Muere ahogado tras negarle ayuda y colgarle el teléfono el médico del 112: «Yo no escucho que te ahogues»

Una madre ha denunciado que su hijo de 24 años, de nombre Aitor, falleció después de que un médico del 112 se negara a prestarle ayuda tras alertar de que su hijo se estaba ahogando. De hecho, según su versión, el facultatito le colgó el teléfono tras asegurar «yo no escucho que te ahogues»

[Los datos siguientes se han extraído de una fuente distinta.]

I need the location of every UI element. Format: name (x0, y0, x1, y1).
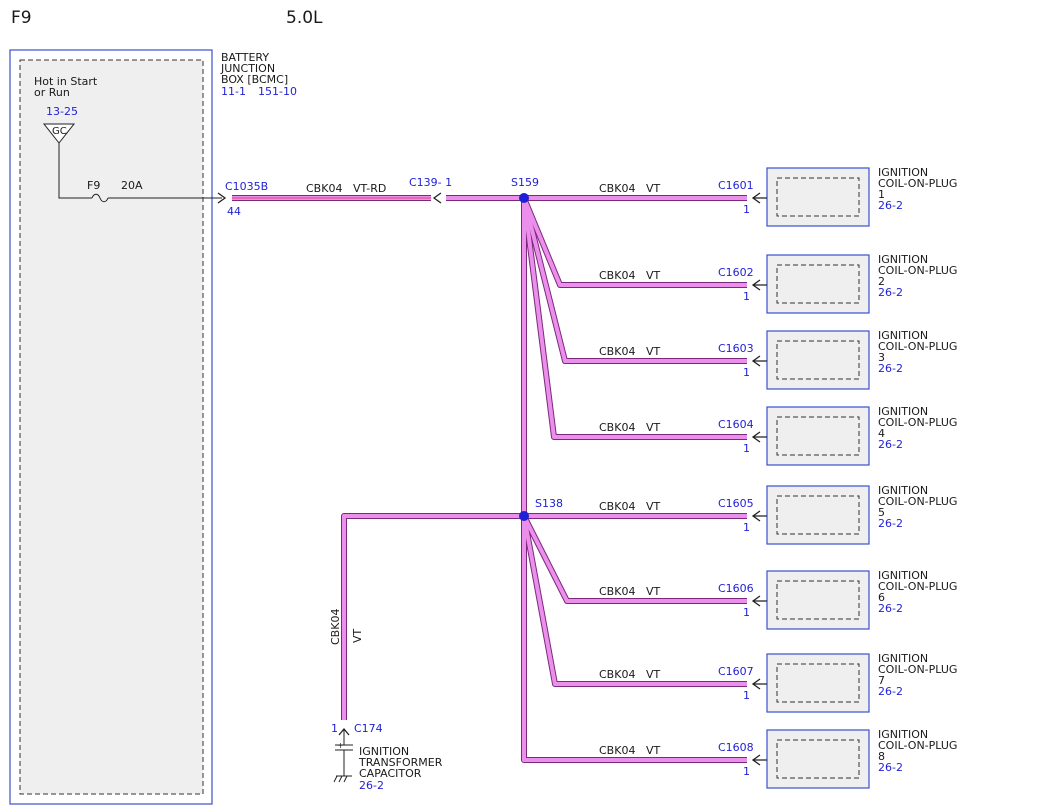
fuse-rating: 20A (121, 179, 143, 192)
bjb-ref-2[interactable]: 151-10 (258, 86, 297, 97)
cap-wire-circuit: CBK04 (329, 608, 342, 645)
coil-connector-label[interactable]: C1606 (718, 583, 754, 594)
coil-label-line-2: COIL-ON-PLUG (878, 495, 958, 508)
main-wire-circuit: CBK04 (306, 182, 343, 195)
coil-ref[interactable]: 26-2 (878, 762, 903, 773)
coil-components (751, 167, 870, 789)
splice-s138-dot (519, 511, 529, 521)
coil-wire-color: VT (646, 269, 661, 282)
coil-connector-arrow (751, 510, 767, 522)
bjb-pin: 44 (227, 205, 241, 218)
coil-wire-circuit: CBK04 (599, 269, 636, 282)
coil-connector-label[interactable]: C1608 (718, 742, 754, 753)
coil-connector-label[interactable]: C1601 (718, 180, 754, 191)
coil-pin: 1 (743, 606, 750, 619)
coil-box (766, 570, 870, 630)
coil-wire-circuit: CBK04 (599, 585, 636, 598)
coil-connector-label[interactable]: C1602 (718, 267, 754, 278)
bjb-inner-dashed (19, 59, 204, 795)
coil-connector-label[interactable]: C1604 (718, 419, 754, 430)
coil-label-line-2: COIL-ON-PLUG (878, 739, 958, 752)
coil-box (766, 330, 870, 390)
coil-pin: 1 (743, 765, 750, 778)
inline-connector-arrow (432, 192, 442, 204)
coil-wire-color: VT (646, 668, 661, 681)
splice-s159-label: S159 (511, 176, 539, 189)
coil-connector-arrow (751, 279, 767, 291)
coil-connector-label[interactable]: C1607 (718, 666, 754, 677)
capacitor-polarity: + (337, 741, 344, 750)
coil-wire-circuit: CBK04 (599, 421, 636, 434)
coil-pin: 1 (743, 203, 750, 216)
coil-box (766, 485, 870, 545)
coil-connector-arrow (751, 355, 767, 367)
coil-label-line-2: COIL-ON-PLUG (878, 580, 958, 593)
coil-box (766, 653, 870, 713)
coil-connector-arrow (751, 431, 767, 443)
coil-wire-circuit: CBK04 (599, 668, 636, 681)
coil-pin: 1 (743, 521, 750, 534)
gc-ref[interactable]: 13-25 (46, 106, 78, 117)
main-wire-color: VT-RD (353, 182, 387, 195)
coil-box (766, 406, 870, 466)
power-note-line-2: or Run (34, 86, 70, 99)
coil-pin: 1 (743, 290, 750, 303)
coil-wire-color: VT (646, 421, 661, 434)
coil-ref[interactable]: 26-2 (878, 363, 903, 374)
coil-box (766, 167, 870, 227)
coil-ref[interactable]: 26-2 (878, 686, 903, 697)
coil-pin: 1 (743, 366, 750, 379)
coil-connector-label[interactable]: C1605 (718, 498, 754, 509)
capacitor-icon (333, 727, 353, 783)
coil-wire-color: VT (646, 500, 661, 513)
coil-label-line-2: COIL-ON-PLUG (878, 663, 958, 676)
coil-ref[interactable]: 26-2 (878, 287, 903, 298)
capacitor-label-line-3: CAPACITOR (359, 767, 422, 780)
capacitor-ref[interactable]: 26-2 (359, 780, 384, 791)
cap-wire-color: VT (351, 628, 364, 643)
coil-ref[interactable]: 26-2 (878, 200, 903, 211)
coil-wire-circuit: CBK04 (599, 500, 636, 513)
coil-ref[interactable]: 26-2 (878, 439, 903, 450)
splice-s159-dot (519, 193, 529, 203)
coil-label-line-2: COIL-ON-PLUG (878, 177, 958, 190)
coil-wire-color: VT (646, 345, 661, 358)
inline-connector-label[interactable]: C139- 1 (409, 177, 452, 188)
bjb-name-line-3: BOX [BCMC] (221, 73, 289, 86)
coil-wire-color: VT (646, 744, 661, 757)
fuse-name: F9 (87, 179, 101, 192)
coil-connector-arrow (751, 678, 767, 690)
coil-connector-arrow (751, 595, 767, 607)
engine-label: 5.0L (286, 8, 323, 28)
coil-connector-arrow (751, 754, 767, 766)
coil-wire-circuit: CBK04 (599, 345, 636, 358)
coil-connector-label[interactable]: C1603 (718, 343, 754, 354)
splice-s138-label: S138 (535, 497, 563, 510)
coil-pin: 1 (743, 689, 750, 702)
coil-wire-color: VT (646, 585, 661, 598)
coil-ref[interactable]: 26-2 (878, 518, 903, 529)
coil-ref[interactable]: 26-2 (878, 603, 903, 614)
coil-label-line-2: COIL-ON-PLUG (878, 340, 958, 353)
capacitor-pin: 1 (331, 722, 338, 735)
bjb-ref-1[interactable]: 11-1 (221, 86, 246, 97)
coil-label-line-2: COIL-ON-PLUG (878, 264, 958, 277)
coil-wire-circuit: CBK04 (599, 744, 636, 757)
capacitor-connector[interactable]: C174 (354, 723, 383, 734)
coil-connector-arrow (751, 192, 767, 204)
harness-wires (341, 195, 747, 763)
coil-pin: 1 (743, 442, 750, 455)
coil-box (766, 729, 870, 789)
coil-label-line-2: COIL-ON-PLUG (878, 416, 958, 429)
coil-wire-circuit: CBK04 (599, 182, 636, 195)
coil-wire-color: VT (646, 182, 661, 195)
coil-box (766, 254, 870, 314)
fuse-page-label: F9 (11, 8, 32, 28)
bjb-connector-label[interactable]: C1035B (225, 181, 268, 192)
gc-label: GC (52, 126, 67, 137)
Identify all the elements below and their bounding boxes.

Según el diario ‘El Mundo’, los hechos se produjeron en la localidad madrileña de Navalcarnero. La madre, de nombre Carmen, llamó al 112 al ver que su hijo se estaba ahogando, que había cambiado de color y que minutos antes se había desmayado.

ASÍ FUE LA LLAMADA

– Madre: Mire, es que se ha levantado el chico y se ha mareado al levantarse. Yo estaba en la cocina y le he sentido caerse

– Médico: Sí

– Madre: Y entonces un sudor enorme… Ahora se ha quedado más bien frío, pero con un sudor enorme.

– Médico: ¿Él está en tratamiento de algo?

– Madre: No, no.

– Médico: Ha tenido un síncope entonces.

– Madre: Y está como, como… Dice que no puede respirar.

– Médico: Vale. Pásemelo al teléfono, por favor.

– Madre: A quién: ¿al chico?

– Médico: Claro.

– Madre: No puedo, no puedo.

– Médico: Es que tiene que hablar con el médico. ¿No tiene un móvil, y la llamo yo?

– Madre: ¡Si él no puede, si él está en la…!

– Médico: Señora, si estuviera en el hospital ahora mismo un médico allí, ¿tendrá que hablar con él o no?

– Madre: Bueno, pero usted…

– Médico: Da igual que sea por teléfono o lo que sea, tiene que hablar con el médico.

– Madre: Él dice que no puede respirar y que…

– Médico: Bueno, ya, pero yo necesito evaluarlo. Señora, porque él puede necesitar una UVI, puede necesitar un ingreso hospitalario o puede necesitar un médico…

– Madre: Mira, que dice el médico que tienes que hablar con él, que a ver lo que te pasa…

– Médico: Dígame, qué te ocurre, cuéntame un poquito.

– Aitor: Me ahogoooo…

– Médico: Yo no te escucho que te ahogues. ¿Has estado nervioso o algo?

– Aitor: Noooo [sin poder vocalizar]…

– Médico: Entonces, ¿estás en tratamiento de alguna cosa?

– Aitor: No puedooo… Me ahogoooo…

– Médico: A ver, pásame a tu mamá.

– Aitor: No puedooo…

– Médico: Pásame a tu mamá.

– Madre: Mire usted como está.

– Médico: No, respira perfectamente. ¿Está a tratamiento psiquiátrico de algo?

– Madre: No, no, de nada [se oye de fondo a Aitor gritar: «Me ahogoooo, no puedoooo»].

– Médico: ¿De nada? ¿Ha tomado alguna d… Alguna…?

– Madre: No, mire, si ayer ni salió ni nada, estuvo aquí en casa metido todo el día…

– Médico: Bueno, irá un médico a verlo y tendrá lo que sea, no lo sé, pero ¿no puede ser que haya tomado algo?

– Madre: No, no…

– Médico: ¿Algún medicamento o algo?

– Madre: No.

– Médico: Pues respira perfectamente, ¿eh? Que respira perfectameeente…

– Madre: Pues él dice que no puede respirar.

– Médico: Él dice lo que quiera, pero respira perfectamente porque habla perfectamente, ¿vale?

– Madre: Pues mire usted yo no sé lo que…

– Médico: Bueno, irá un médico a verlo, pero él sí respira…

– Madre: Yo no sé…

– Médico: Sí, respira. Venga. Hasta luego. Parece más bien que está tocado de algo. No sé. Vamos a ir a verlo. Venga, hasta ahora.

23 minutos después, y tras otra llamada al 112, llega la UVI Móvil.

Según su familia y abogados, el joven falleció a los cuatro días por estar 23 minutos sin riego, y no por el trombo en los pulmones que fue lo que le causó la asfixia.

Ahora piden 175.000 euros de indemnización a la Comunidad de Madrid, que se niega a identificar al primer médico que atendió a la madre del joven, y que insiste en que todo se hizo correctamente.